Wednesday, November 18, 2015

Gotham

I have to assume that Bob Kane and Bill Finger intended for their character and his adventures to be something of an answer to Action Comics' Superman stories.  The early Bat-Man comics take place in a city that is identified only as 'a metropolis.'  Though this calls to mind the name of Superman's home city, the location is almost immediately identified as quite different than 'Metropolis.'  Superman appears to live and work in an American city like any other.  He battles relatively benign crime and is surrounded by people that resemble real world Americans.  Batman's unnamed metropolis is a decidedly uncanny locale.  The comics are not only drawn in more detail than Superman's early adventures, but this detail is also typically unusual.  Kane's characters and locations are often expressionist in ways that reminded me of the EC Crime Comics.  Especially evil characters are drawn with exaggerated features that seem to emphasize their villainy.  The evildoers plans are also far closer to what modern readers might expect of 'supervillains.'  I was struck by how boring most of Superman's early adventures were.  For the most part, Batman's escapades involve more heightened happenings and are far more interesting.   Wild Art-Deco architecture (20), garish costuming (120 and elsewhere) and oddly-colored backgrounds (14, 52, 133) are a fixture.  Such distinctive qualities continue to define Gotham and help to differentiate it from other locations within the DC Universe.  Batman's world, whether campy (the 60s television show and Schumacher's films), oppressively dark (Miller and Nolan), or somewhere in-between (Burton) is always outlandish.

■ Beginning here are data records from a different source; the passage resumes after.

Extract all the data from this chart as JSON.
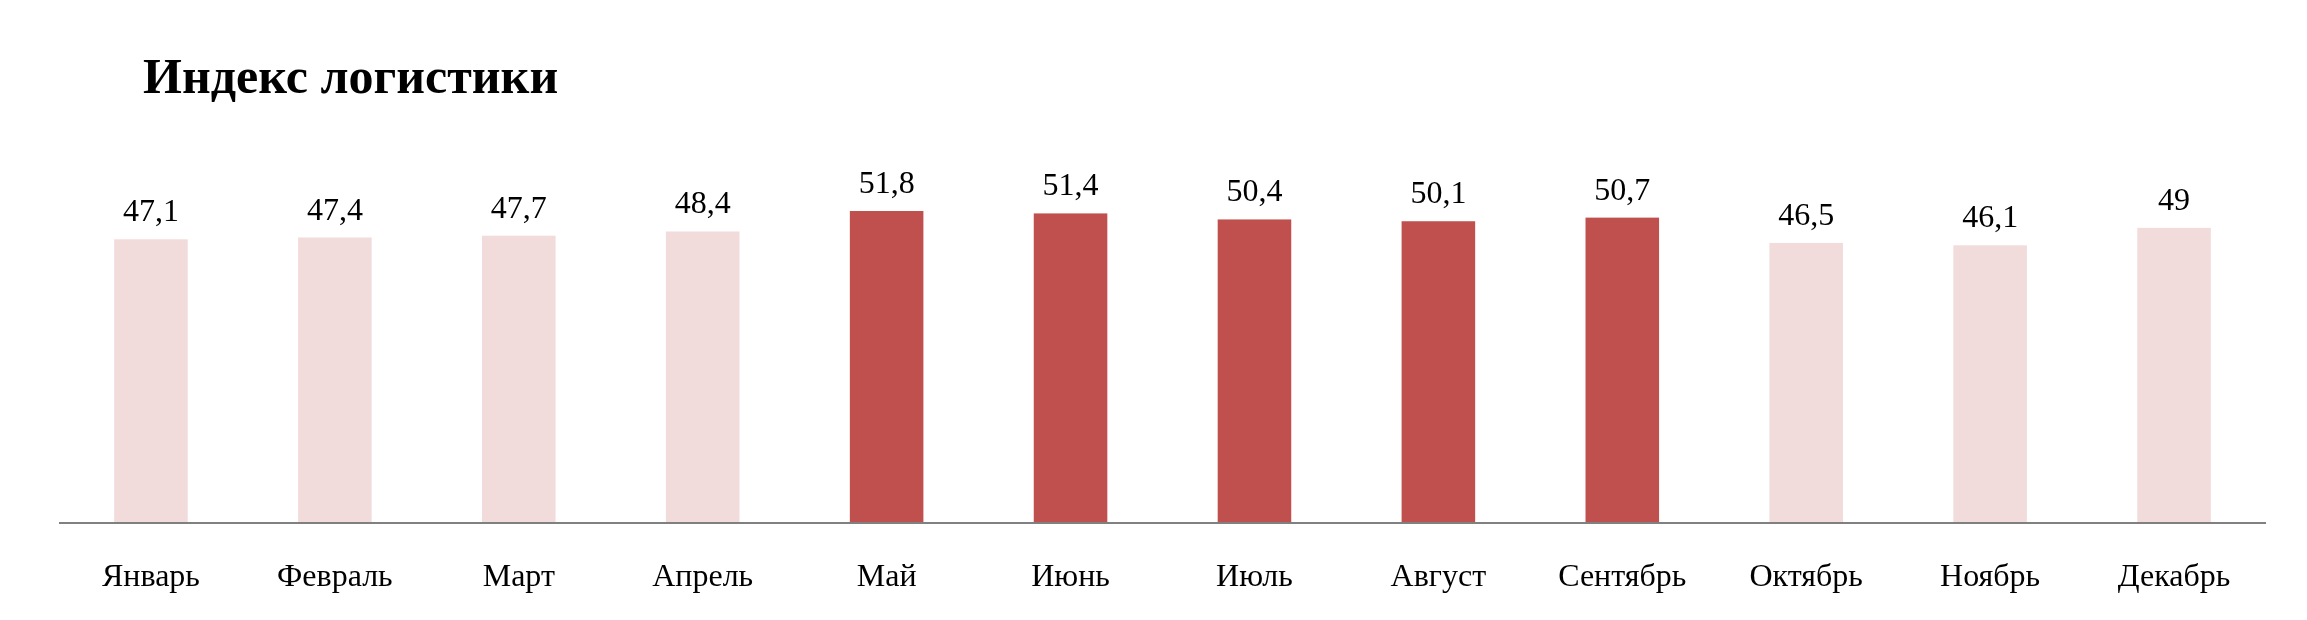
{
  "chart_data": {
    "type": "bar",
    "title": "Индекс логистики",
    "categories": [
      "Январь",
      "Февраль",
      "Март",
      "Апрель",
      "Май",
      "Июнь",
      "Июль",
      "Август",
      "Сентябрь",
      "Октябрь",
      "Ноябрь",
      "Декабрь"
    ],
    "values": [
      47.1,
      47.4,
      47.7,
      48.4,
      51.8,
      51.4,
      50.4,
      50.1,
      50.7,
      46.5,
      46.1,
      49
    ],
    "colors": [
      "#f2dcdb",
      "#f2dcdb",
      "#f2dcdb",
      "#f2dcdb",
      "#c0504d",
      "#c0504d",
      "#c0504d",
      "#c0504d",
      "#c0504d",
      "#f2dcdb",
      "#f2dcdb",
      "#f2dcdb"
    ],
    "value_labels": [
      "47,1",
      "47,4",
      "47,7",
      "48,4",
      "51,8",
      "51,4",
      "50,4",
      "50,1",
      "50,7",
      "46,5",
      "46,1",
      "49"
    ],
    "data_labels": false
  }
}
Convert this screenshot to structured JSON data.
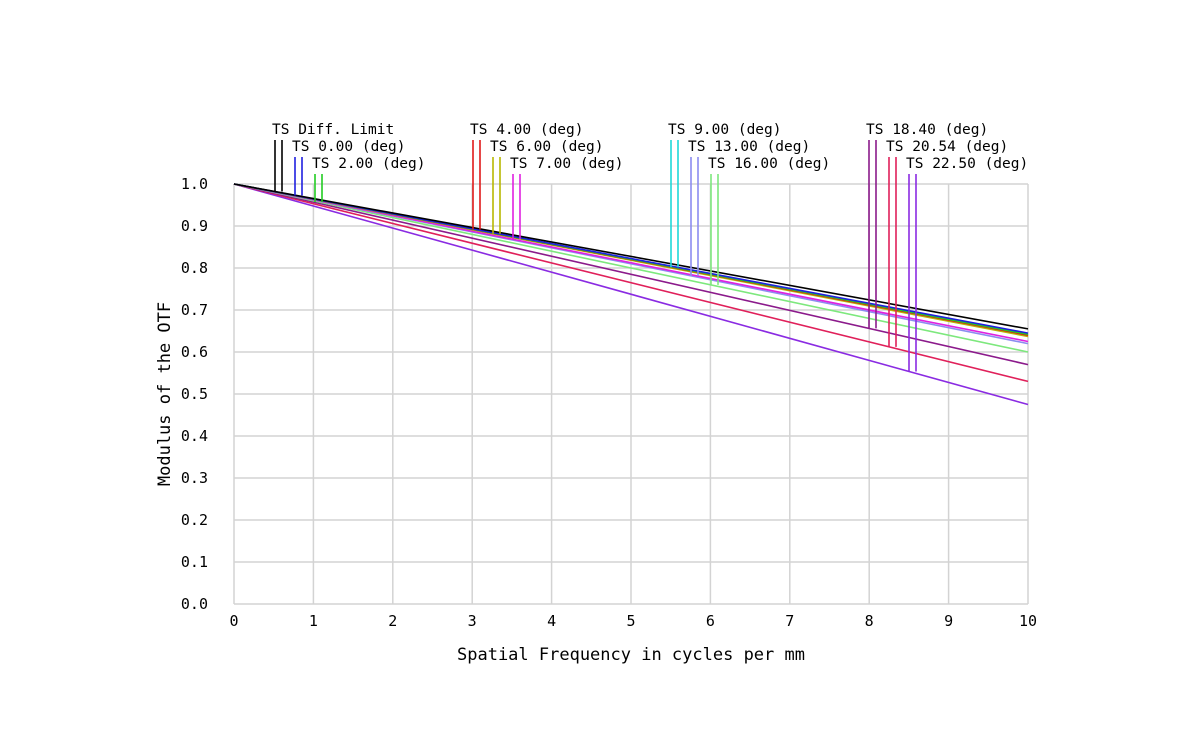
{
  "chart_data": {
    "type": "line",
    "xlabel": "Spatial Frequency in cycles per mm",
    "ylabel": "Modulus of the OTF",
    "xlim": [
      0,
      10
    ],
    "ylim": [
      0,
      1
    ],
    "x_ticks": [
      "0",
      "1",
      "2",
      "3",
      "4",
      "5",
      "6",
      "7",
      "8",
      "9",
      "10"
    ],
    "y_ticks": [
      "0.0",
      "0.1",
      "0.2",
      "0.3",
      "0.4",
      "0.5",
      "0.6",
      "0.7",
      "0.8",
      "0.9",
      "1.0"
    ],
    "grid": true,
    "legend_placement": "top, above plot",
    "series": [
      {
        "name": "TS Diff. Limit",
        "color": "#000000",
        "x": [
          0,
          10
        ],
        "y": [
          1.0,
          0.655
        ]
      },
      {
        "name": "TS 0.00 (deg)",
        "color": "#1f1fe0",
        "x": [
          0,
          10
        ],
        "y": [
          1.0,
          0.645
        ]
      },
      {
        "name": "TS 2.00 (deg)",
        "color": "#22cc22",
        "x": [
          0,
          10
        ],
        "y": [
          1.0,
          0.642
        ]
      },
      {
        "name": "TS 4.00 (deg)",
        "color": "#e01a1a",
        "x": [
          0,
          10
        ],
        "y": [
          1.0,
          0.64
        ]
      },
      {
        "name": "TS 6.00 (deg)",
        "color": "#b7b700",
        "x": [
          0,
          10
        ],
        "y": [
          1.0,
          0.637
        ]
      },
      {
        "name": "TS 7.00 (deg)",
        "color": "#e020e0",
        "x": [
          0,
          10
        ],
        "y": [
          1.0,
          0.625
        ]
      },
      {
        "name": "TS 9.00 (deg)",
        "color": "#1ed8d8",
        "x": [
          0,
          10
        ],
        "y": [
          1.0,
          0.64
        ]
      },
      {
        "name": "TS 13.00 (deg)",
        "color": "#8c8cf0",
        "x": [
          0,
          10
        ],
        "y": [
          1.0,
          0.62
        ]
      },
      {
        "name": "TS 16.00 (deg)",
        "color": "#7de87d",
        "x": [
          0,
          10
        ],
        "y": [
          1.0,
          0.6
        ]
      },
      {
        "name": "TS 18.40 (deg)",
        "color": "#8b1a8b",
        "x": [
          0,
          10
        ],
        "y": [
          1.0,
          0.57
        ]
      },
      {
        "name": "TS 20.54 (deg)",
        "color": "#e0205a",
        "x": [
          0,
          10
        ],
        "y": [
          1.0,
          0.53
        ]
      },
      {
        "name": "TS 22.50 (deg)",
        "color": "#8a2be2",
        "x": [
          0,
          10
        ],
        "y": [
          1.0,
          0.475
        ]
      }
    ]
  }
}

On an unrelated note, I think it's only a matter of time before The Dark Knight Returns suffers an especially harsh critical backlash.  Given Miller's recent antics and the poor responses to work like The Dark Knight Strikes Again, the backlash seems to be underway.  Along with the fascistic bent of his recent output, Miller is largely responsible for superhero cinema's recent reliance on all things gritty.  It is unlikely that films as blandly dark and ashamed of their source material as Man of Steel or the new Fantastic Four would have come to fruition without Miller's tortured take on Bruce Wayne.  What was originally a novel take on Batman has become a crutch for superhero fiction of all types.